"Granting the other person freedom means that you give him / her freedom to act, to choose, to judge and to make decisions: this is an ethical requirement of social recognition" (Ivana Marková: The dialogical mind, 2016)
Adolescence is a mysterious time. It's a bit like a roller coaster, but it never throws you off at the same place you entered it. With some unknown magical power, it takes you to another place that may look similar but may also be very different. And no one knows or can predict where the roller coaster will take our kid. Kind of scary, right?
When we hold 2-day open dialogue introductory courses, we usually offer some kind of "live dialogue" that participants can use to work through some professional or personal issue.
In one of the last courses, my colleague Martina, whom I have known for a long time, volunteered as a "client". My course co-lecturer Katka was a "therapist" who facilitated a dialogue with her and involved one of the other participants as a reflective person.
Martina shared with us her family troubles and, above all, her worries about her 15-year-old son, who is going through a very turbulent adolescence, which is apparently related to the demanding divorce process of Martina and her husband. These turbulences include experimenting with drugs, being around wild guys, mood swings, or lack of communication.
There are not many mothers here in Czech Republic who have more direct experience with these "symptoms". Martina has been involved in drug and addiction services as a professional social worker and psychotherapist for over twenty-five years and currently runs a center that is usually the only safe haven for people struggling with heavy drug use.
In addition, Martina has two older sons who have already successfully passed the challenging period called adolescence. Talking about her experiences, she sounded really confident that she knows the do's and don'ts of being a mother to a teenage boy.
Her skills and wisdom in being a "teenage guide" was clearly shown to me in the way she articulated her greatest concern.

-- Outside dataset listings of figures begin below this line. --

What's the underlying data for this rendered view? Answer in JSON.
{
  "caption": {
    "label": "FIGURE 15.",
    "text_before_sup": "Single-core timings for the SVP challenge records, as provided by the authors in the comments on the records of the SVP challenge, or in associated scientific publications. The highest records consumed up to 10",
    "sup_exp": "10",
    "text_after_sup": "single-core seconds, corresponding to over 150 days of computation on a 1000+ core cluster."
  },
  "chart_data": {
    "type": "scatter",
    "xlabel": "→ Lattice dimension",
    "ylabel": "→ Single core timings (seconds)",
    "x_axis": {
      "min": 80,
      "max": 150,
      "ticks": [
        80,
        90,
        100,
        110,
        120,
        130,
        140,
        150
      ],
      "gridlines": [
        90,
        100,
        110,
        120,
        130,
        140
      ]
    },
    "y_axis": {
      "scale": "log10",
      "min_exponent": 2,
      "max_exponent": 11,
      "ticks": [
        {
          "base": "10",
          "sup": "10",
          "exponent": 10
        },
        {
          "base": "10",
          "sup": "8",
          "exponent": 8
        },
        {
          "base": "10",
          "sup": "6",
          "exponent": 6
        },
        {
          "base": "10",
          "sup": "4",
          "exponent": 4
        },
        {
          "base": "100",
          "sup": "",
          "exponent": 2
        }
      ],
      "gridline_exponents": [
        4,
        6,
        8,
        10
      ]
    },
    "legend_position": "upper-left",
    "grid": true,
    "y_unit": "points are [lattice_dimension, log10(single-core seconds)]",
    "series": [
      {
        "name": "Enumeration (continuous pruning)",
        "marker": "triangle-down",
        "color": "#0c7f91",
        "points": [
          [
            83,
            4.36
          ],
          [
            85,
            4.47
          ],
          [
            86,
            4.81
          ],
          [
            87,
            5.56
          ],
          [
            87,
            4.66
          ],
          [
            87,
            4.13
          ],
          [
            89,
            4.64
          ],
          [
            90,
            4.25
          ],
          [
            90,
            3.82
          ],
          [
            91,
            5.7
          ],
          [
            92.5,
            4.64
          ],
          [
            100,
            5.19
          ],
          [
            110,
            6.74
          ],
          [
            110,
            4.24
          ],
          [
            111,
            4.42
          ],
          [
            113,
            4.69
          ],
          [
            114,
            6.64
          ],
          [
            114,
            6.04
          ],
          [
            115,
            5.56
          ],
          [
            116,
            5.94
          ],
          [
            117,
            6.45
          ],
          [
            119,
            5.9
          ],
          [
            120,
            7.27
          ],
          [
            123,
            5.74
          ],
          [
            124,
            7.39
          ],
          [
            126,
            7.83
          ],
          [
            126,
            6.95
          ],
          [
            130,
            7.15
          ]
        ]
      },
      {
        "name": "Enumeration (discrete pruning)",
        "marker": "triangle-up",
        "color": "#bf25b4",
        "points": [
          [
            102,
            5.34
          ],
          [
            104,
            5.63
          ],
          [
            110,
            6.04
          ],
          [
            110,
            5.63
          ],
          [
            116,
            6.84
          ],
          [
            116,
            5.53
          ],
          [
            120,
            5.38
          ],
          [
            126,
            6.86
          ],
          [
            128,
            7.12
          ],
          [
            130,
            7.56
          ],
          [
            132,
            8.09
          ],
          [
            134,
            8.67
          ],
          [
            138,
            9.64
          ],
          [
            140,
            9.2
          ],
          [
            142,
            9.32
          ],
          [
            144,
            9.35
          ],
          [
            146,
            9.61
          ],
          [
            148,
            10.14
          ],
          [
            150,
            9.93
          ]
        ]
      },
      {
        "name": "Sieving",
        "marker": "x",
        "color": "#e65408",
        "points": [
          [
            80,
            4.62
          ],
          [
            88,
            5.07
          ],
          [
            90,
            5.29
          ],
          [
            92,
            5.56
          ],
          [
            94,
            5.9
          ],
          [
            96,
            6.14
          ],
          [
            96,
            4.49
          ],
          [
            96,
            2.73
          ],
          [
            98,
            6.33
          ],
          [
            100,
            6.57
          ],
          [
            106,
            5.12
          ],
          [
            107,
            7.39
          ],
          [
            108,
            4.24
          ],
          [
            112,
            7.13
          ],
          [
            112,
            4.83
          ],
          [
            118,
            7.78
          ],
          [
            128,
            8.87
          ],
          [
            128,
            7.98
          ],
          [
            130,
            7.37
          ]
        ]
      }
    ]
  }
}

As I understood it, she was worried that her son might feel like he was going to lose his father and would have no place to process his emotions.
In other words, her greatest fear was not his consumption of alcohol, smoking or potentially criminal activity, but a lack of emotional support that could lead to isolation.

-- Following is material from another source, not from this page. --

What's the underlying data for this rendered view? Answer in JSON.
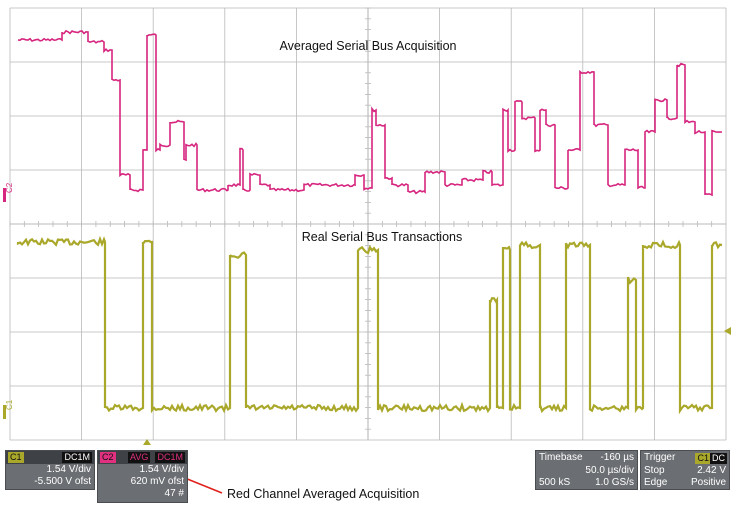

From a dialogic point of view, life is a never-ending dialogue, and when something stands in its way, it can be potentially life-threatening. There are many things taking place in adolescence that need to be worked through with at least one other person. And not just verbally. As the body changes, it needs other bodies stable enough to lean on.
Martina knew that her husband was a very important person for her youngest son, and now that his father has left home, they spend much less time together. She imagines how it might hurt. Unfortunately, she can't find a way to talk to her son about it. He withdraws from talking to her, perhaps also because he knows how painful the divorce process is for her.
As the conversation progressed, it became clear that there was at least one important person with whom Martina's son could speak with confidence - his friend, a girl his age, who is trusted by both Martina and him. But since Martina can't know the details of their conversations, she can't really know what's going on with her son, and she probably has a very hard time coming to terms with this fact.
At the end of the conversation, Martina said that the consultation was a relief for her. She learned that she couldn't do more at this point, she just had to be there as she was. And in order to do that, she also has to take care of her own emotions, which she started to be more aware of during our morning bodyscan. That's why she also decided to return to her mindfulness practice.
It may sound simple, but it is actually extremely difficult to watch your child engage in risky
practices and do nothing. But, maybe paradoxically, this is the crucial task of parents of teenage children. Taking the stance of "watching" them (meaning being with them, not leaving them, being interested in them) while tolerating the uncertainty of not knowing where the roller coaster will throw them off.
Sometimes it deserves many hours of mindfulness or meditation or therapy for parents.
During the interview, Martina said that she once asked her eldest son how he experienced his adolescent years. He said, "I had a lot of freedom, but I never felt like my mom didn't care about me". I don't think it can be said better.
You may ask: But what if they don't care about us? Well, it's their choice. And it is their right. But never let them feel that you don't care about them!